Né en 1888, le Saint Hiéromartyr Nikon (Beliaev) fut hiéromoine à la Skite du Monastère d’Optina. Il en fut un des derniers startsy, ayant eu pour père spirituel Saint Barsanuphe, lui-même fils spirituel du Saint Starets Anatole (Zertsalov) d’Optina. Un récit de sa vie a été traduit en plusieurs parties sur le présent blogue et est accessible ici. Le Monastère a publié le journal tenu par le novice Nicolas pendant les trois premières années de sa vie monastique. (Дневник послушника Николая Беляева (преподобного Оптинского старца Никона).

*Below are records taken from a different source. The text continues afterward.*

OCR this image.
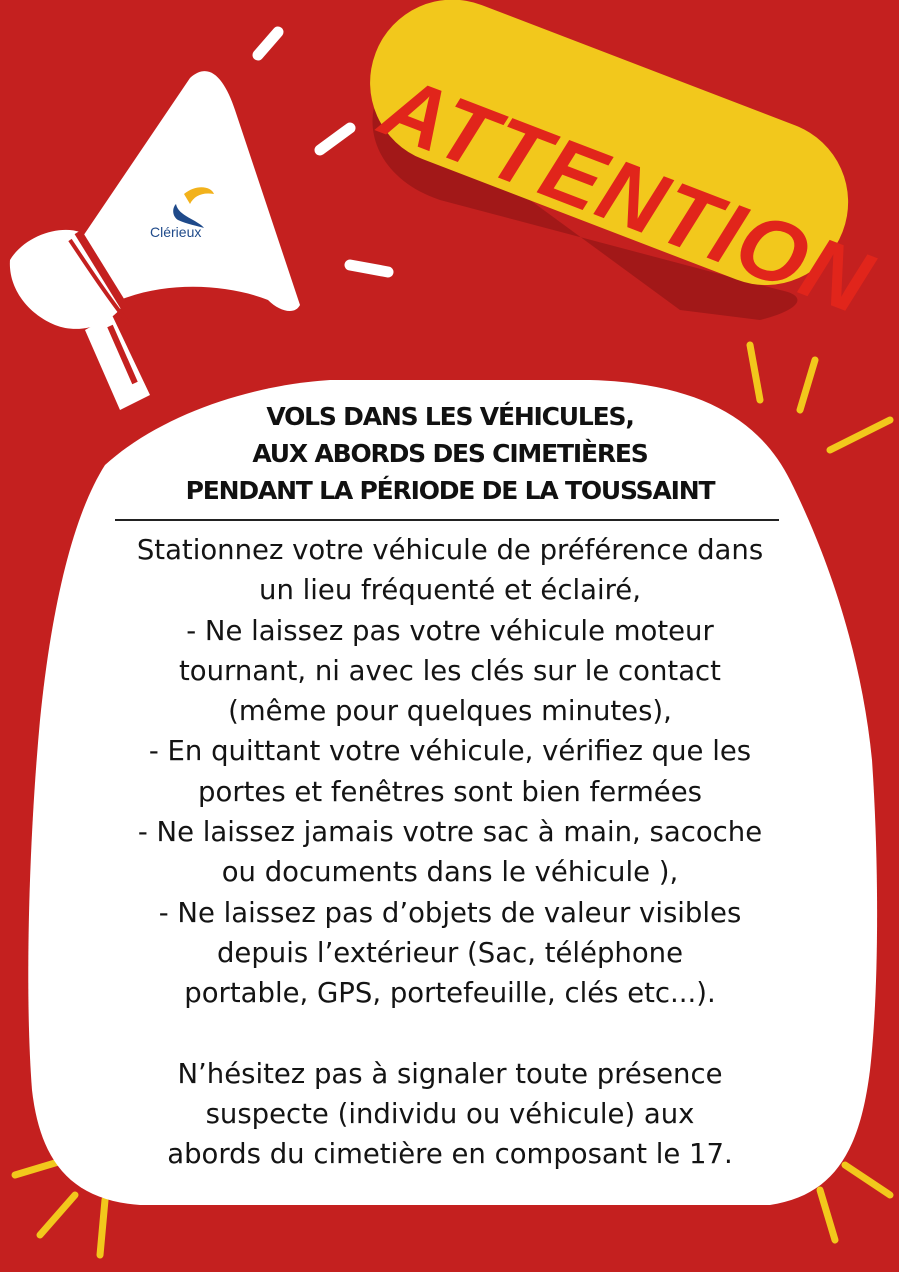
ATTENTION
Clérieux
VOLS DANS LES VÉHICULES,
AUX ABORDS DES CIMETIÈRES
PENDANT LA PÉRIODE DE LA TOUSSAINT
Stationnez votre véhicule de préférence dans
un lieu fréquenté et éclairé,
- Ne laissez pas votre véhicule moteur
tournant, ni avec les clés sur le contact
(même pour quelques minutes),
- En quittant votre véhicule, vérifiez que les
portes et fenêtres sont bien fermées
- Ne laissez jamais votre sac à main, sacoche
ou documents dans le véhicule ),
- Ne laissez pas d’objets de valeur visibles
depuis l’extérieur (Sac, téléphone
portable, GPS, portefeuille, clés etc...).
N’hésitez pas à signaler toute présence
suspecte (individu ou véhicule) aux
abords du cimetière en composant le 17.
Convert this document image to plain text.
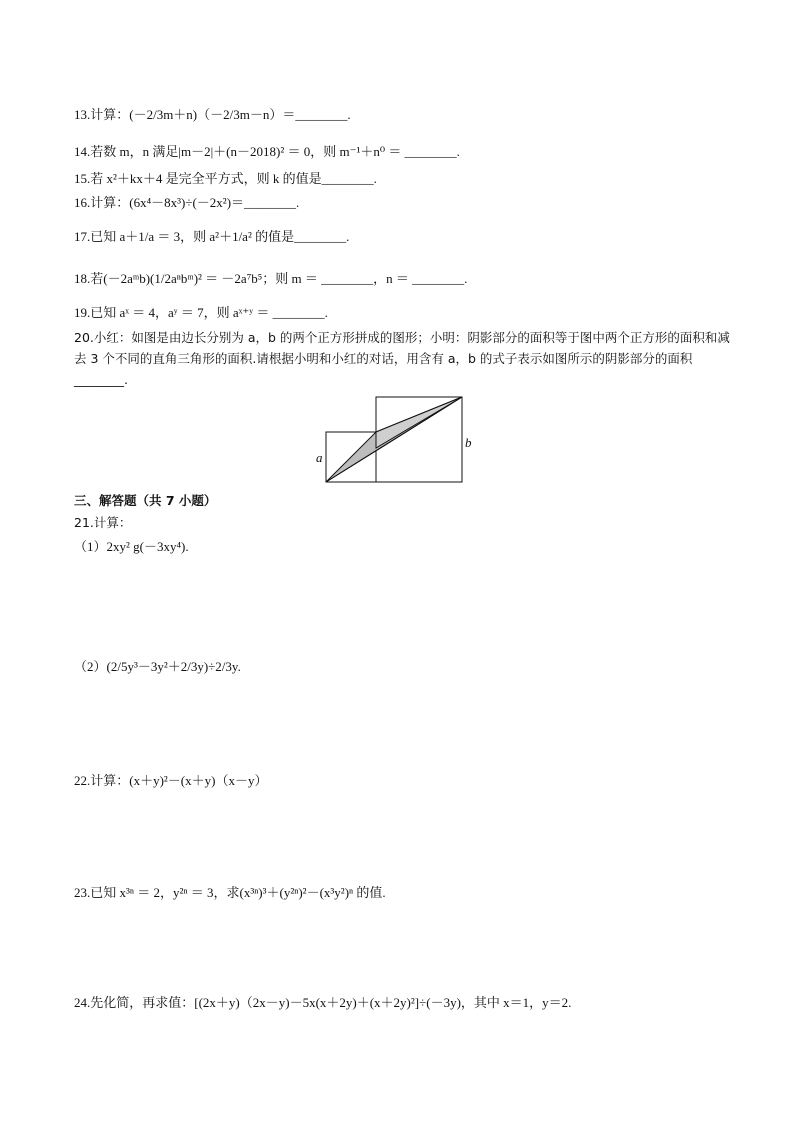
13.计算：(－2/3m＋n)（－2/3m－n）＝________.
14.若数 m，n 满足|m－2|＋(n－2018)² ＝ 0，则 m⁻¹＋n⁰ ＝ ________.
15.若 x²＋kx＋4 是完全平方式，则 k 的值是________.
16.计算：(6x⁴－8x³)÷(－2x²)＝________.
17.已知 a＋1/a ＝ 3，则 a²＋1/a² 的值是________.
18.若(－2aᵐb)(1/2aⁿbᵐ)² ＝ －2a⁷b⁵；则 m ＝ ________，n ＝ ________.
19.已知 aˣ ＝ 4，aʸ ＝ 7，则 aˣ⁺ʸ ＝ ________.
20.小红：如图是由边长分别为 a，b 的两个正方形拼成的图形；小明：阴影部分的面积等于图中两个正方形的面积和减去 3 个不同的直角三角形的面积.请根据小明和小红的对话，用含有 a，b 的式子表示如图所示的阴影部分的面积________.
a
b
三、解答题（共 7 小题）
21.计算：
（1）2xy² g(－3xy⁴).
（2）(2/5y³－3y²＋2/3y)÷2/3y.
22.计算：(x＋y)²－(x＋y)（x－y）
23.已知 x³ⁿ ＝ 2，y²ⁿ ＝ 3，求(x³ⁿ)³＋(y²ⁿ)²－(x³y²)ⁿ 的值.
24.先化简，再求值：[(2x＋y)（2x－y)－5x(x＋2y)＋(x＋2y)²]÷(－3y)，其中 x＝1，y＝2.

Le texte ci-dessous est la traduction (sur base de l’édition de 2016) des premières pages de cet ouvrage remarquable, inédit en français. Le début de la traduction se trouve ici.
24 juin
Le Père Archimandrite a célébré avec Batiouchka et le Père Nectaire. Avant le déjeuner, un élève de secondaire, qui devait avoir entre onze et quatorze ans est venu auprès de Batiouchka. C’était un petit-fils du Père Archimandrite Moïse, ou plutôt fils de la nièce du Père Moïse.
Le 18 juin, mes trois frères sont arrivés à Optina: Vladimir, Sergueï et Mitrophane. Le 21, ils sont repartis à Moscou. Sauve-les, Seigneur. Mais je leur ai trouvé peu de choses en commun avec moi. J’en ai parlé à Batiouchka.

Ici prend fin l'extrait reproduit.